Sittwe: Myanmar formally appealed Tuesday for international help in tackling massive floods with rescuers struggling to reach isolated regions, as rain-battered Asian nations counted the rising cost of this year`s monsoon.

Flash floods and landslides in Myanmar have claimed at least 46 lives and affected some 215,000 people, swallowing huge tracts of land in what the United Nations has described as a "major natural disaster". 

Tens of thousands of people remain cut off as officials warn that swollen rivers are now threatening to inundate low-lying southern areas of the country.

"Myanmar authorities have today formally requested international assistance," the United Nations Office for the Coordination of Humanitarian Affairs said in a statement, adding that the UN and other aid agencies have however been part of the response since late July. 

Military helicopters and commercial airlines have helped deliver international food aid as Myanmar shows a willingness to allow foreign assistance that was unthinkable under the paranoid former junta.

In 2008 the military regime was widely criticised for refusing foreign aid for weeks after Cyclone Nargis wrought devastation across the Irrawaddy Delta, leaving nearly 140,000 people dead or missing.
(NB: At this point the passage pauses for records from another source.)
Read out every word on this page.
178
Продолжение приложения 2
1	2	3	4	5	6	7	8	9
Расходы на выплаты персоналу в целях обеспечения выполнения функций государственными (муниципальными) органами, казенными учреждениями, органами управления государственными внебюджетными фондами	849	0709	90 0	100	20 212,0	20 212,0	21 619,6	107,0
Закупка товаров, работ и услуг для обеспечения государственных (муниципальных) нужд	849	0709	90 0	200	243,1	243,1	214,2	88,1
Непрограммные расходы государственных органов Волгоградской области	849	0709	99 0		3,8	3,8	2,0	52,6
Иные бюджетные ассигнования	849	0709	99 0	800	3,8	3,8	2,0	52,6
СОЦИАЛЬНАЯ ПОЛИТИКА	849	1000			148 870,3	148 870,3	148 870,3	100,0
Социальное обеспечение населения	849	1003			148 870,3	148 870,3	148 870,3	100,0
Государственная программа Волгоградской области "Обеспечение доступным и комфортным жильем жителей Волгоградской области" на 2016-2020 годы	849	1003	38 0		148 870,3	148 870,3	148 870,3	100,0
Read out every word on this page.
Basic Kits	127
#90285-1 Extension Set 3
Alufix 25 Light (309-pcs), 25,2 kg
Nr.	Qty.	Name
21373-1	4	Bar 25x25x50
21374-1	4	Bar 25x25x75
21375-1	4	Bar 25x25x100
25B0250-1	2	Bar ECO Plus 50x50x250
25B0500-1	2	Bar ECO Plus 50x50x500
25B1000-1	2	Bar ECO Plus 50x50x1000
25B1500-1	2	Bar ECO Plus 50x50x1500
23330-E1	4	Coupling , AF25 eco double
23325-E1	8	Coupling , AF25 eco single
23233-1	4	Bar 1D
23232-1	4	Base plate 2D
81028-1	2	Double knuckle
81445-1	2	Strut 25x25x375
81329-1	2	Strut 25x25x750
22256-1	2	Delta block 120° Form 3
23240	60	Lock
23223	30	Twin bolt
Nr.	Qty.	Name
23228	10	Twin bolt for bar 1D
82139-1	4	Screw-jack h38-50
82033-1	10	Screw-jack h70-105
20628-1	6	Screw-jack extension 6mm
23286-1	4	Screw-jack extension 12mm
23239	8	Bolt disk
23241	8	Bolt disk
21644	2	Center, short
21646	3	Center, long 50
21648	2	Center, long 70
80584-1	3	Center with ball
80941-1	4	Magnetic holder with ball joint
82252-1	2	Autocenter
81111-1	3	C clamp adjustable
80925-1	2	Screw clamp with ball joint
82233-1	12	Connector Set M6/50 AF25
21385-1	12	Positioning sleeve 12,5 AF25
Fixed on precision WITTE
Now, with a fast-growing troop of social media users, the quasi-civilian government has already come under attack for its flood response, accused of underplaying the scale of the disaster.

Government spokesman Ye Htut told AFP that Myanmar had sent an official list of requirements to the UN on Tuesday as the scale of the crisis was overwhelming local recovery efforts.

"We responded immediately. But in some areas there are no resources, such as boats to rescue people," he said, adding that parts of the northern Sagaing region were seeing their "worst natural disaster in 100 years".

Parliamentary spokesman Shwe Mann, a former general, issued a statement Tuesday calling for urgent international assistance "in order to save many lives".

Relentless seasonal downpours have lashed much of South and Southeast Asia in recent weeks.

The annual monsoon is a lifeline for farmers across Asia but heavy rains and powerful cyclones can also prove deadly.

By Tuesday the death toll in India from days of rain had risen to 180, the majority in West Bengal after receding waters uncovered more bodies.

Around 1.2 million people have been forced from their homes after rivers burst their banks in the wake of Cyclone Komen -- which barrelled through the Bay of Bengal late last week.

Pakistan has seen 118 people die so far, with 810,000 affected, as poorly built mud homes collapsed under heavy rains. 

Scores have also died in Vietnam and Nepal.Myanmar has designated four states and regions -- Rakhine, Chin, Sagaing and Magway -- as "natural disaster" areas and warned that flooding is spreading southwards.

Roads are damaged or inundated, phone lines are down and electricity has been cut to large areas, raising fears that tens of thousands of people -- many of whom already live in abject poverty -- are in dire need of help.

Soldiers loaded aid onto helicopters in the Rakhine state capital Sittwe early Tuesday, an AFP reporter at the scene said, as rescuers battled to reach remote communities in the rugged and impoverished state that remain virtually cut off.

Flooding has started to recede in the region around the city, but thousands of homes and farms have been destroyed.

A Sittwe police officer requesting anonymity told AFP that by Sunday 37 people had died from floods in the state, indicating the final national toll could surge, while seven were missing.

Floodwaters reached rooftop level in many parts of Myanmar, forcing people into canoes or makeshift rafts to reach safety.

Warning the toll was likely to rise, UN Acting Resident and Humanitarian Coordinator Eamonn Murphy said relief resources would soon be stretched across the country.

"It is quite clear that we have a major natural disaster," he said, adding that Myanmar`s government had been "much more prepared" this year compared to previous disasters.

Ye Htut however said the government was struggling to deliver aid to the worst-hit areas such as mountainous Chin state bordering India.